American artist (living person)

Lisa Diane Wedgeworth (born 20 November 1969) is an African-American visual artist, curator, and writer. Her work encompasses abstract painting, video, and performance works. She has been a teaching artist at several Los Angeles-area museums, including the California African American Museum, the Craft and Folk Art Museum, and LACMA. She earned her B.A. in studio art from California State University, Los Angeles, in 2002, and her M.F.A. in Studio Art from the same institution in 2014. In an interview with the magazine Curator in 2018, Wedgeworth cited childhood visits to the Barnsdall Art Park in the 1970s and 80s, and the Candice Bergen-narrated commercials for the Norton Simon Museum, as early influences. She also cites Lezley Saar, daughter of Betye Saar, as well as painter Suzanne Jackson and "outsider/self-taught artists." Wedgeworth's work is in the permanent collection of the California African American Museum.

== Career ==
In 2013, a video piece by Wedgeworth entitled Can You See Me? debuted as part of Out the Window, a public art project that shows "animations, documentaries, narratives and experimental videos about, by and in Los Angeles" on city buses.

From 2015-2016, Wedgeworth's curatorial project space PS 2920, in the Hyde Park neighborhood of Los Angeles, exhibited a number of emerging artists.

In 2016, Wedgeworth was named ArtSlant's Georgia Fee Artist-in-Residence, and spent June and July of that year in Paris building "a digital archive of essays, photographs, excerpts of narratives, and other relevant manifestations" of her residency project, The Necessity of French Cafés. Her blog for the project is entitled The Necessity of French Cafés, and comprises four blog posts that feature poetry, essays, sketches, and photography.

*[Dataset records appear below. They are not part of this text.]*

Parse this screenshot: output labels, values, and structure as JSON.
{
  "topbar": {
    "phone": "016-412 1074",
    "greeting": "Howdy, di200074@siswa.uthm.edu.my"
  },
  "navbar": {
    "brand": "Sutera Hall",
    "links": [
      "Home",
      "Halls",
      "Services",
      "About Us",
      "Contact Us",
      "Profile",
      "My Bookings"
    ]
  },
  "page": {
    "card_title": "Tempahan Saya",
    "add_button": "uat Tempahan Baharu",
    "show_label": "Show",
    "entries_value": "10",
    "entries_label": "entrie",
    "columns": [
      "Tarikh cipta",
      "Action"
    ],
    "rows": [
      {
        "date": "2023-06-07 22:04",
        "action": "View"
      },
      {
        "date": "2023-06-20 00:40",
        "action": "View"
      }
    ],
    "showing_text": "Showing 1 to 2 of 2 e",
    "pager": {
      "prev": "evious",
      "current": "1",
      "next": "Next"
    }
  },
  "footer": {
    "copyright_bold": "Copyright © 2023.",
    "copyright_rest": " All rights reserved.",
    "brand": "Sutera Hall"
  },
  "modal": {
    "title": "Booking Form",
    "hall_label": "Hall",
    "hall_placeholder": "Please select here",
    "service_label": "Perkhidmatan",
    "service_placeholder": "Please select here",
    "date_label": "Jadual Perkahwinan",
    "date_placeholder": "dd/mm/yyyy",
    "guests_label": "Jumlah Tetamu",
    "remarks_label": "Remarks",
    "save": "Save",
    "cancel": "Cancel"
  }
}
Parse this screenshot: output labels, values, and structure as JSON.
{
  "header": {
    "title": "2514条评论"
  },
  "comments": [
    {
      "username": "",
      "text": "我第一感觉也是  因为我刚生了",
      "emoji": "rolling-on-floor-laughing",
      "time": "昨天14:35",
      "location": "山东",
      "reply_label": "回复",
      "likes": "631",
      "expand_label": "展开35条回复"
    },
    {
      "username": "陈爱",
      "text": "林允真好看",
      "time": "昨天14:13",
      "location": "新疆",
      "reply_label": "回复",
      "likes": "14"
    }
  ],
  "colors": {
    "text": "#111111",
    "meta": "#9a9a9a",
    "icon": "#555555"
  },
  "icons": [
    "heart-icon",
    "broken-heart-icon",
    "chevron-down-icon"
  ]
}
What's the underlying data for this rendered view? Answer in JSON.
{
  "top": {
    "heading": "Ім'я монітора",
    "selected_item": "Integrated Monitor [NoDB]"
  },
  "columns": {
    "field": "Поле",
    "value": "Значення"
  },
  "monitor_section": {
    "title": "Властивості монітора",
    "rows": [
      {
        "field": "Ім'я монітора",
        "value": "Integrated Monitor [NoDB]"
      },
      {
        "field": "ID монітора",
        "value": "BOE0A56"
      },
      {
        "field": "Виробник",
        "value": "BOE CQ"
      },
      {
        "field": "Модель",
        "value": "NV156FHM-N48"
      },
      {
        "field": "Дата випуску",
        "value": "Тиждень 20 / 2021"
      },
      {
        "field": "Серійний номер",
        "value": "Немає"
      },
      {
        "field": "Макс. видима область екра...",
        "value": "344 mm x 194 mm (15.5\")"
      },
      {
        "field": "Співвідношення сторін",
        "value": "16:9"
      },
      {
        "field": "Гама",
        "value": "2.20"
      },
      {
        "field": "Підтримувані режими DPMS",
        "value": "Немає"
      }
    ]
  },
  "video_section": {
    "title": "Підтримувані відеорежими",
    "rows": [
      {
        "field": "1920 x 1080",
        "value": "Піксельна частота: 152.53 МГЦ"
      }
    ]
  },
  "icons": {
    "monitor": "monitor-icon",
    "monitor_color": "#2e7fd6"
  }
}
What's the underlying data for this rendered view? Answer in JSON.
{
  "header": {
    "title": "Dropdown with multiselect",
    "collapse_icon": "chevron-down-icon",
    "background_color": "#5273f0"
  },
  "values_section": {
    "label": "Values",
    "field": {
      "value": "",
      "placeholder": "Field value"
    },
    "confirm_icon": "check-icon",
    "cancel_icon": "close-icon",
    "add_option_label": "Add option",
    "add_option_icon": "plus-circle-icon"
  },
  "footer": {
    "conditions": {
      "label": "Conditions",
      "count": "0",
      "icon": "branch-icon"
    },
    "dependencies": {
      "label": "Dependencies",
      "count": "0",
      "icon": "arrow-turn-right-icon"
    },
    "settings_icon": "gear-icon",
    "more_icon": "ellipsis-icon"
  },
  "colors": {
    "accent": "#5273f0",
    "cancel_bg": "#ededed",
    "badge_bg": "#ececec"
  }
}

In 2017, Wedgeworth contributed to the project Animating the Archives, a multimedia endeavor responding to the history of the Woman's Building in Los Angeles, California. Wedgeworth's project was entitled Teach Your Daughters Well/Enseñe Bien a Sus Hijas, and "[collected] stories, rituals and traditions from women in exchange for a functional ARTifact to create an army of women who will remind their communities to teach (stimulate, empower, elevate, educate) their daughters well." Wedgeworth was one of fifteen artists to receive Metabolic Studio fellowships to produce work for Animating the Archives.

In 2018, Wedgeworth attended the Hermitage Artist Retreat in Englewood, Florida, where she produced a video work entitled The Calling. That year, she was also an artist-in-residence at the Camera Obscura Art Lab in Santa Monica, California, where she hosted workshops and discussions.

In 2020, Wedgeworth and fellow City of Los Angeles (COLA) Individual Artist Fellowship recipients exhibited their work at the Los Angeles Municipal Art Gallery in Barnsdall Art Park. The same year, Wedgeworth also participated in an exhibition of "female, non-binary, and trans artists" at Brand Library and Art Center in Glendale, CA.

As of 2022, Wedgeworth was executive director of Blue Roof Studios, an art space inside a former church in South Los Angeles that hosts one of the area's few urban artist residencies.